Dans les circonstances qui président au bonheur et au malheur des hommes dans ce qu’il a de plus fondamental, il n’y a pas plus de « justice » ou de « sens » que dans la sélection, au sein des troupeaux d’herbivores, des victimes de la prédation des grands fauves, pratiquement toujours mis en position de faiblesse par leur âge, leur isolement, la maladie, un accident, etc.
Prisonniers à des degrés presque égaux de la matrice progressiste, les jumeaux « révolutionnaire » et « conservateur » du Janus bifrons moderne aiment jouer au ping-pong avec ces petits cadavres : ce qui les sépare, c’est la méthode employée pour trouver à ce malheur inévitable, né de l’injustice foncière de l’existence humaine [2], des causes pseudo-historiques et pseudo-politiques. C’est cette recherche de causes, de coupables, cette incrimination systématique (quoique diverse dans le détail) de la réalité qui constitue le fond de la mentalité occidentale. Dans l’Occident finissant, seuls les rarissimes réactionnaires sont encore capables du haussement d’épaules attristé qui constitue la seule, l’universelle réponse de l’homme raisonnable à cette fausse question, à cette apparence de question que feint de lui poser la réalité.

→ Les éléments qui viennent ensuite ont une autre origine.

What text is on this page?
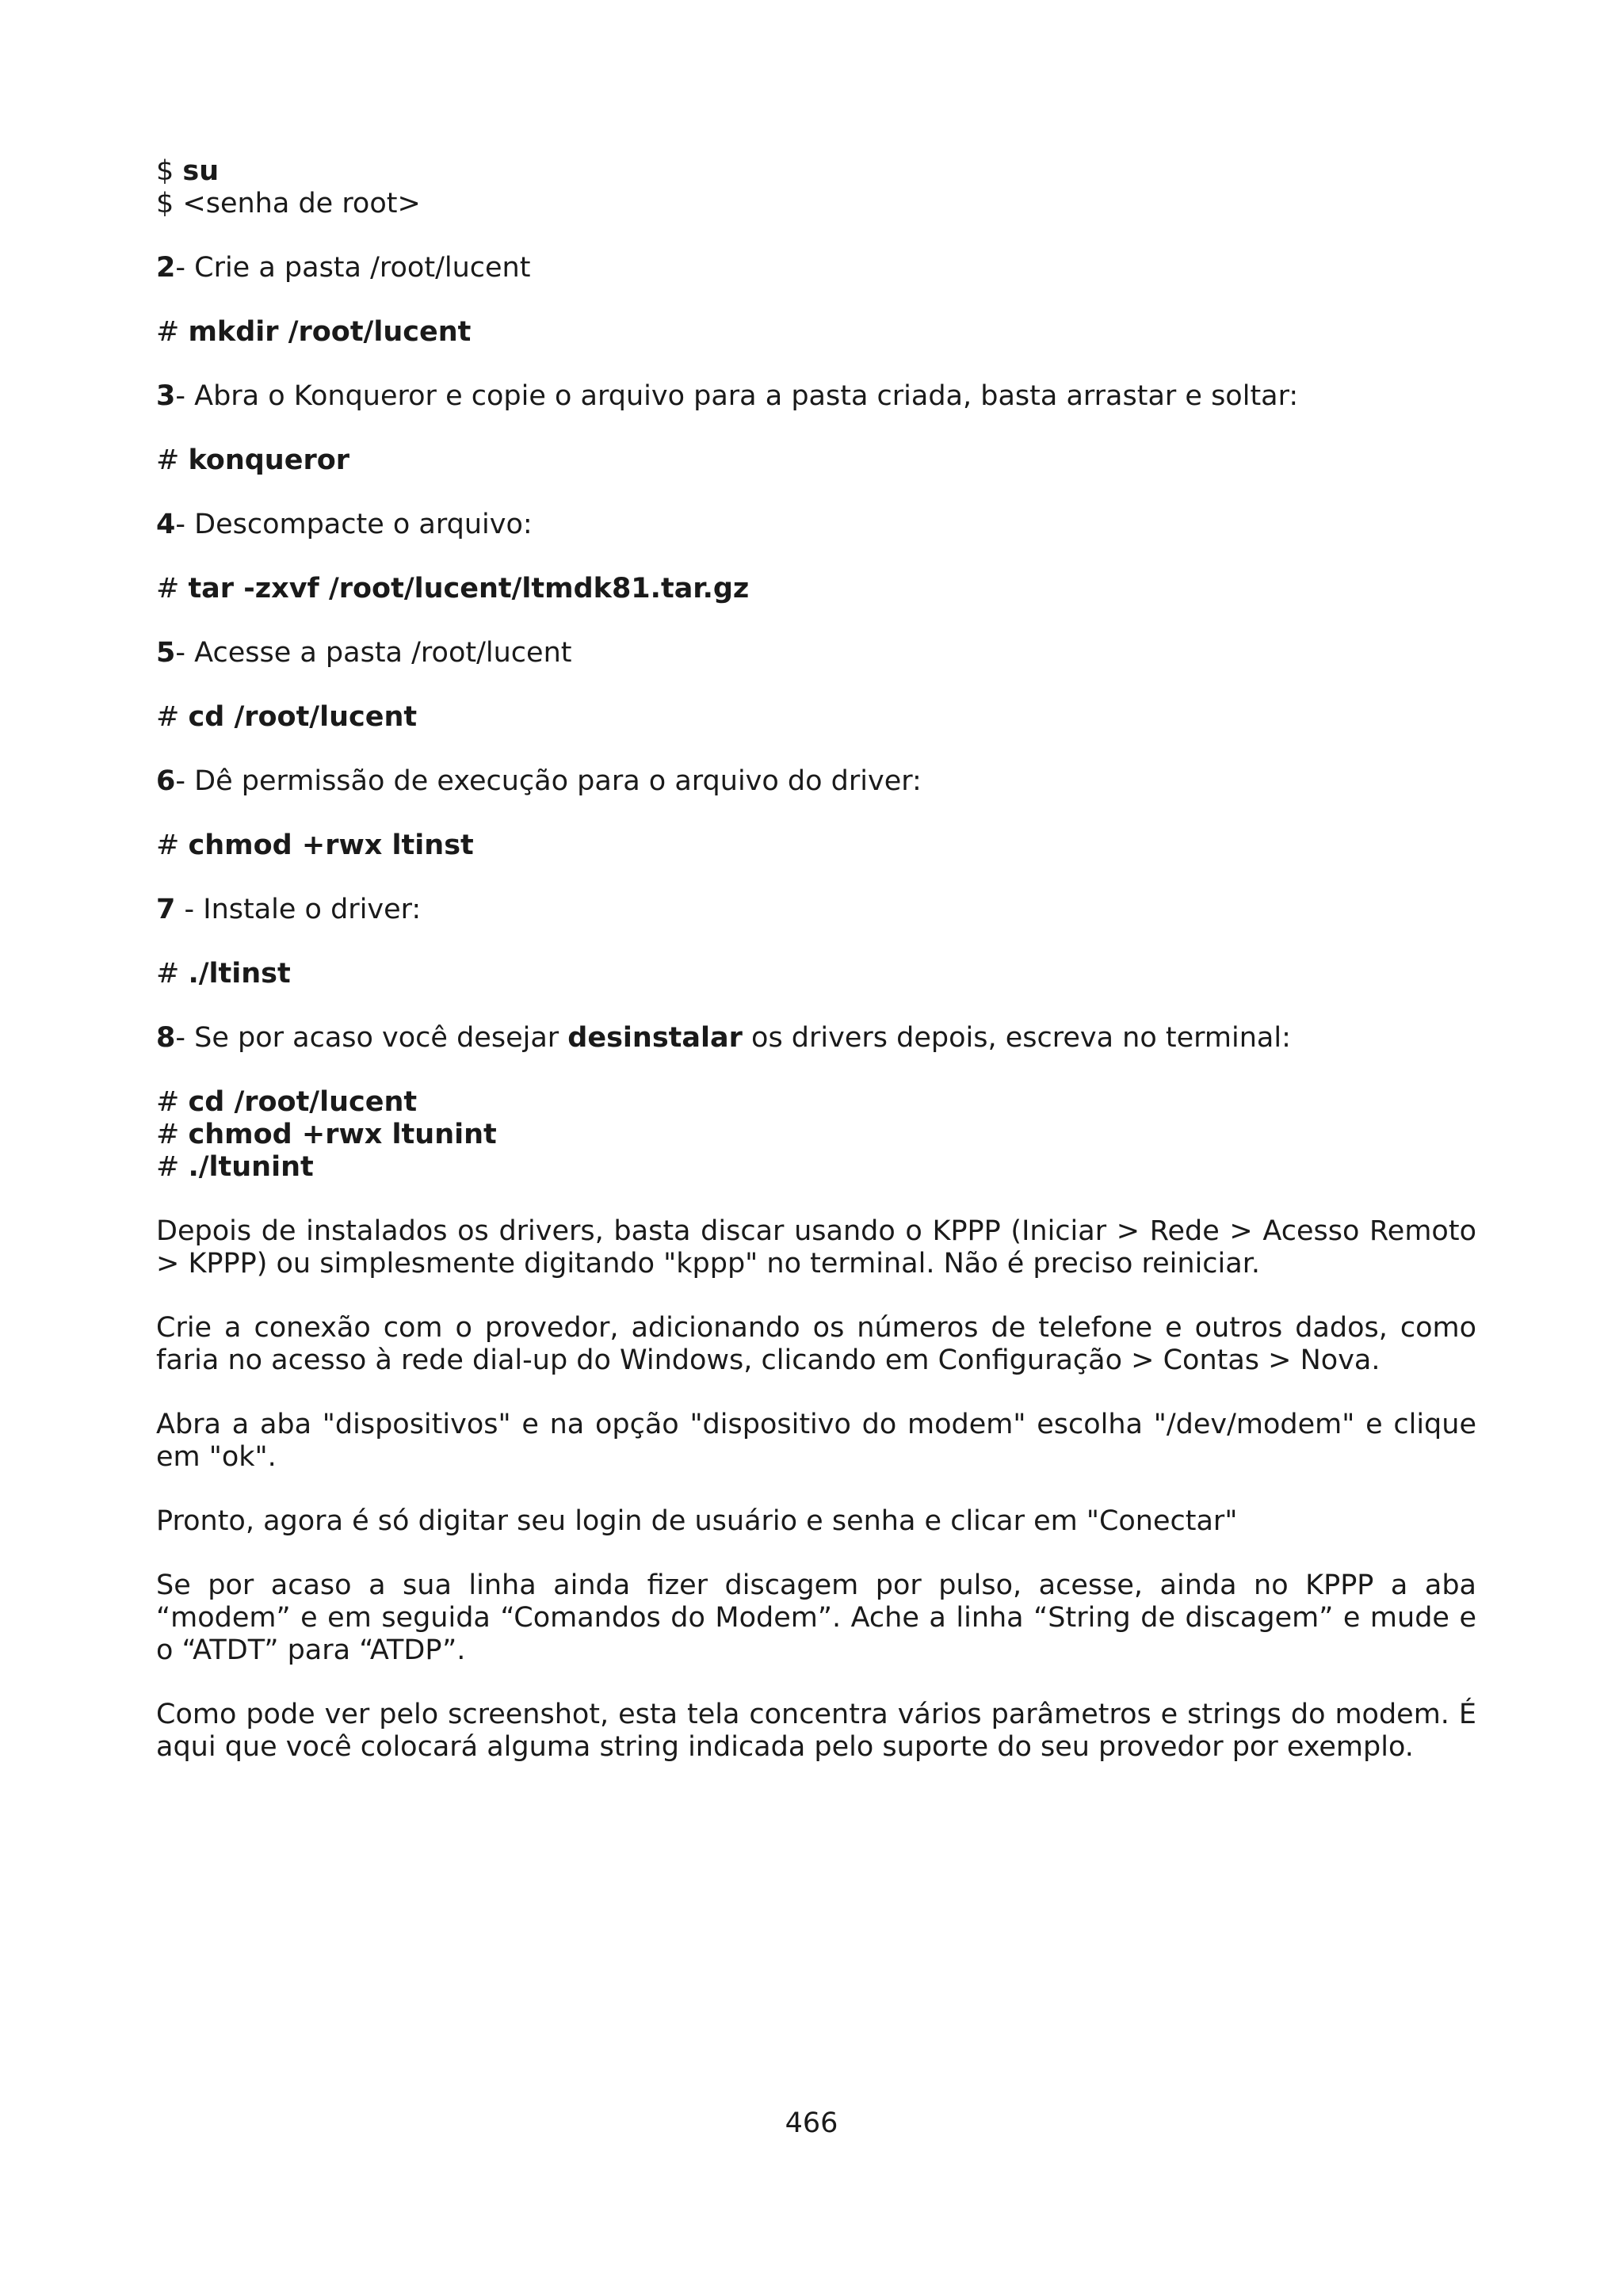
$ su

$ <senha de root>

2- Crie a pasta /root/lucent

# mkdir /root/lucent

3- Abra o Konqueror e copie o arquivo para a pasta criada, basta arrastar e soltar:

# konqueror

4- Descompacte o arquivo:

# tar -zxvf /root/lucent/ltmdk81.tar.gz

5- Acesse a pasta /root/lucent

# cd /root/lucent

6- Dê permissão de execução para o arquivo do driver:

# chmod +rwx ltinst

7 - Instale o driver:

# ./ltinst

8- Se por acaso você desejar desinstalar os drivers depois, escreva no terminal:

# cd /root/lucent

# chmod +rwx ltunint

# ./ltunint

Depois de instalados os drivers, basta discar usando o KPPP (Iniciar > Rede > Acesso Remoto > KPPP) ou simplesmente digitando "kppp" no terminal. Não é preciso reiniciar.

Crie a conexão com o provedor, adicionando os números de telefone e outros dados, como faria no acesso à rede dial-up do Windows, clicando em Configuração > Contas > Nova.

Abra a aba "dispositivos" e na opção "dispositivo do modem" escolha "/dev/modem" e clique em "ok".

Pronto, agora é só digitar seu login de usuário e senha e clicar em "Conectar"

Se por acaso a sua linha ainda fizer discagem por pulso, acesse, ainda no KPPP a aba “modem” e em seguida “Comandos do Modem”. Ache a linha “String de discagem” e mude e o “ATDT” para “ATDP”.

Como pode ver pelo screenshot, esta tela concentra vários parâmetros e strings do modem. É aqui que você colocará alguma string indicada pelo suporte do seu provedor por exemplo.

466
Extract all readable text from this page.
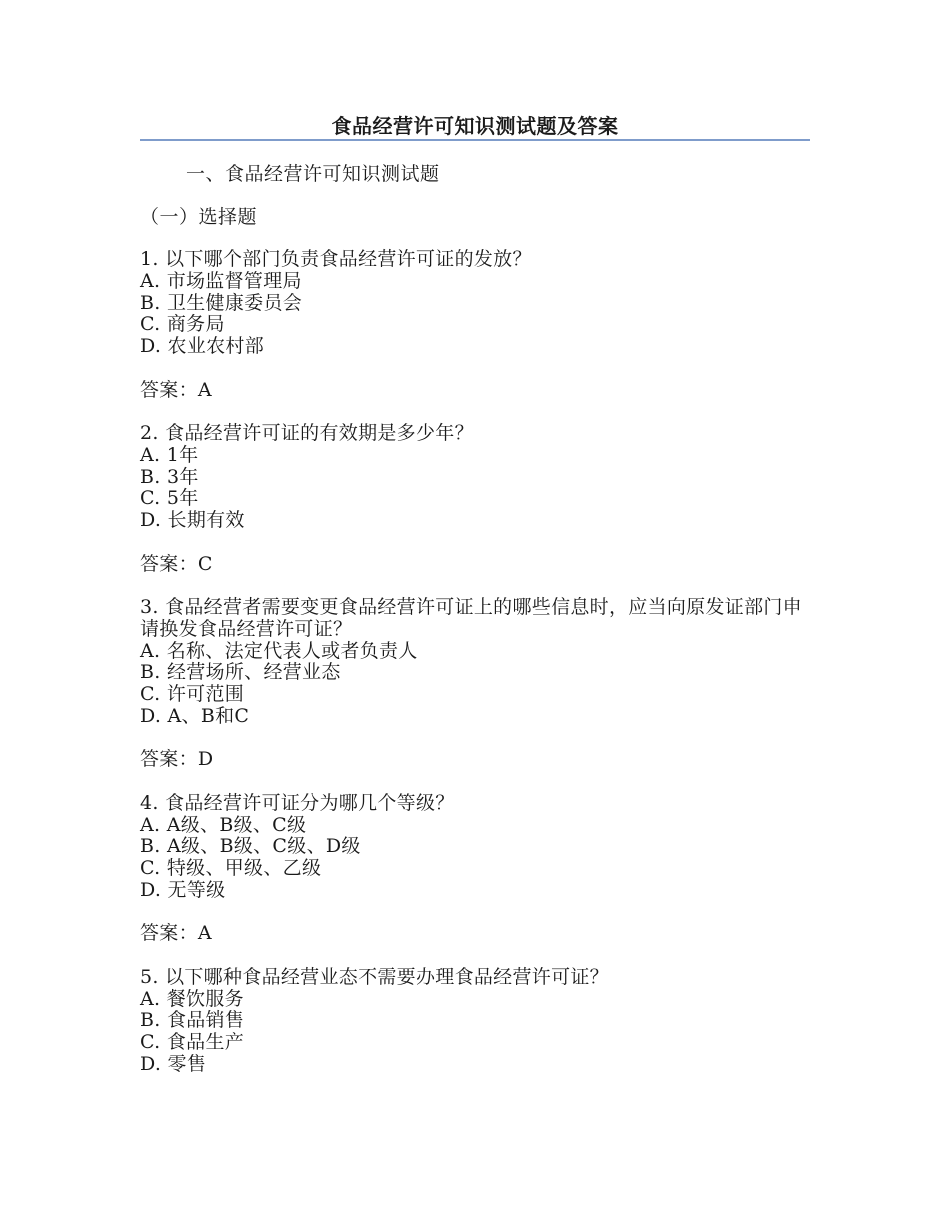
食品经营许可知识测试题及答案
一、食品经营许可知识测试题
（一）选择题
1. 以下哪个部门负责食品经营许可证的发放？
A. 市场监督管理局
B. 卫生健康委员会
C. 商务局
D. 农业农村部
答案：A
2. 食品经营许可证的有效期是多少年？
A. 1年
B. 3年
C. 5年
D. 长期有效
答案：C
3. 食品经营者需要变更食品经营许可证上的哪些信息时，应当向原发证部门申请换发食品经营许可证？
A. 名称、法定代表人或者负责人
B. 经营场所、经营业态
C. 许可范围
D. A、B和C
答案：D
4. 食品经营许可证分为哪几个等级？
A. A级、B级、C级
B. A级、B级、C级、D级
C. 特级、甲级、乙级
D. 无等级
答案：A
5. 以下哪种食品经营业态不需要办理食品经营许可证？
A. 餐饮服务
B. 食品销售
C. 食品生产
D. 零售
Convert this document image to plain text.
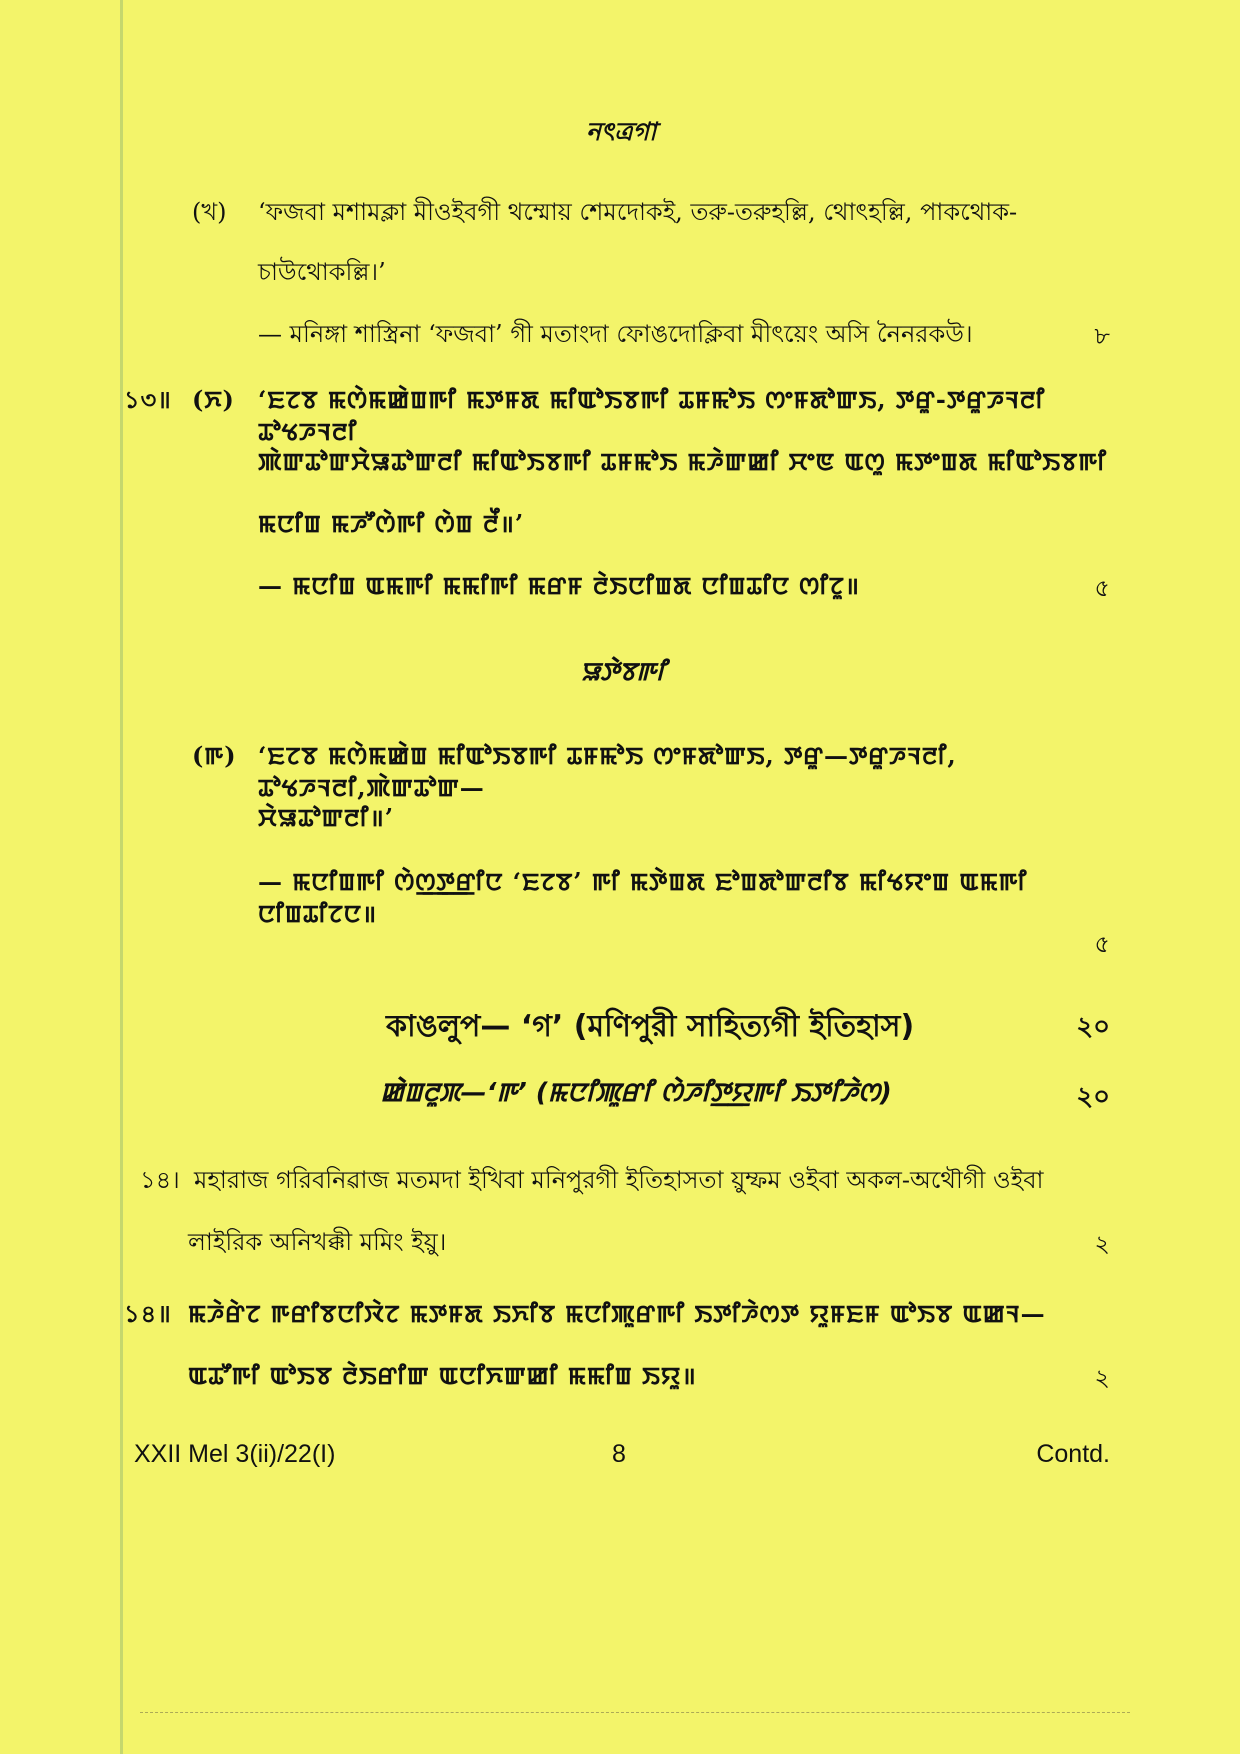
নৎত্রগা
(খ) ‘ফজবা মশামক্লা মীওইবগী থম্মোয় শেমদোকই, তরু-তরুহল্লি, থোৎহল্লি, পাকথোক-
চাউথোকল্লি।’
— মনিঙ্গা শাস্ত্রিনা ‘ফজবা’ গী মতাংদা ফোঙদোক্লিবা মীৎয়েং অসি নৈনরকউ।	৮
১৩॥ (ꯈ) ‘ꯐꯖꯕ ꯃꯁꯥꯃꯀꯥꯡꯒꯤ ꯃꯇꯝꯗ ꯃꯤꯑꯣꯏꯕꯒꯤ ꯊꯝꯃꯣꯏ ꯁꯦꯝꯗꯣꯛꯏ, ꯇꯔꯨ-ꯇꯔꯨꯍꯜꯂꯤ ꯊꯣꯠꯍꯜꯂꯤ
ꯄꯥꯛꯊꯣꯛꯆꯥꯎꯊꯣꯛꯂꯤ ꯃꯤꯑꯣꯏꯕꯒꯤ ꯊꯝꯃꯣꯏ ꯃꯍꯥꯛꯀꯤ ꯆꯦꯟ ꯑꯁꯨ ꯃꯇꯦꯡꯗ ꯃꯤꯑꯣꯏꯕꯒꯤ
ꯃꯅꯤꯡ ꯃꯍꯧꯁꯥꯒꯤ ꯁꯥꯡ ꯂꯩ॥’
— ꯃꯅꯤꯡ ꯑꯃꯒꯤ ꯃꯃꯤꯒꯤ ꯃꯔꯝ ꯂꯥꯏꯅꯤꯡꯗ ꯅꯤꯡꯊꯤꯅ ꯁꯤꯖꯨ॥	৫
ꯎꯇꯥꯕꯒꯤ
(ꯒ) ‘ꯐꯖꯕ ꯃꯁꯥꯃꯀꯥꯡ ꯃꯤꯑꯣꯏꯕꯒꯤ ꯊꯝꯃꯣꯏ ꯁꯦꯝꯗꯣꯛꯏ, ꯇꯔꯨ—ꯇꯔꯨꯍꯜꯂꯤ, ꯊꯣꯠꯍꯜꯂꯤ,ꯄꯥꯛꯊꯣꯛ—
ꯆꯥꯎꯊꯣꯛꯂꯤ॥’
— ꯃꯅꯤꯡꯒꯤ ꯁꯥꯁ꯭ꯇ꯭ꯔꯤꯅ ‘ꯐꯖꯕ’ ꯒꯤ ꯃꯇꯥꯡꯗ ꯐꯣꯡꯗꯣꯛꯂꯤꯕ ꯃꯤꯠꯌꯦꯡ ꯑꯃꯒꯤ ꯅꯤꯡꯊꯤꯖꯅ॥
৫
কাঙলুপ— ‘গ’ (মণিপুরী সাহিত্যগী ইতিহাস)	২০
ꯀꯥꯡꯂꯨꯞ—‘ꯒ’ (ꯃꯅꯤꯄꯨꯔꯤ ꯁꯥꯍꯤꯇ꯭ꯌꯒꯤ ꯏꯇꯤꯍꯥꯁ)	২০
১৪। মহারাজ গরিবনিৱাজ মতমদা ইখিবা মনিপুরগী ইতিহাসতা য়ুম্ফম ওইবা অকল-অথৌগী ওইবা
লাইরিক অনিখক্কী মমিং ইয়ু।	২
১৪॥ ꯃꯍꯥꯔꯥꯖ ꯒꯔꯤꯕꯅꯤꯋꯥꯖ ꯃꯇꯝꯗ ꯏꯈꯤꯕ ꯃꯅꯤꯄꯨꯔꯒꯤ ꯏꯇꯤꯍꯥꯁꯇ ꯌꯨꯝꯐꯝ ꯑꯣꯏꯕ ꯑꯀꯜ—
ꯑꯊꯧꯒꯤ ꯑꯣꯏꯕ ꯂꯥꯏꯔꯤꯛ ꯑꯅꯤꯈꯛꯀꯤ ꯃꯃꯤꯡ ꯏꯌꯨ॥	২
XXII Mel 3(ii)/22(I)	8	Contd.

Semblablement, même s’il est vrai que les fécondations résultant d’un viol sont statistiquement négligeables dans le total des fœtus avortés, même si les victimes de suicides ou des conséquences létales d’avortements sauvages dont nous bassinent les féministes représentent – même en les comptabilisant sur toute la durée de l’histoire humaine – une fraction ridicule du total des enfants assassinés dans le ventre de leur mère depuis l’institutionnalisation et l’industrialisation de « l’interruption de grossesse », là aussi, ces victimes (parfaitement « innocentes » dans le cas des viols caractérisés) EXISTENT, ont toujours existé, et existeront toujours dans les sociétés viables [3].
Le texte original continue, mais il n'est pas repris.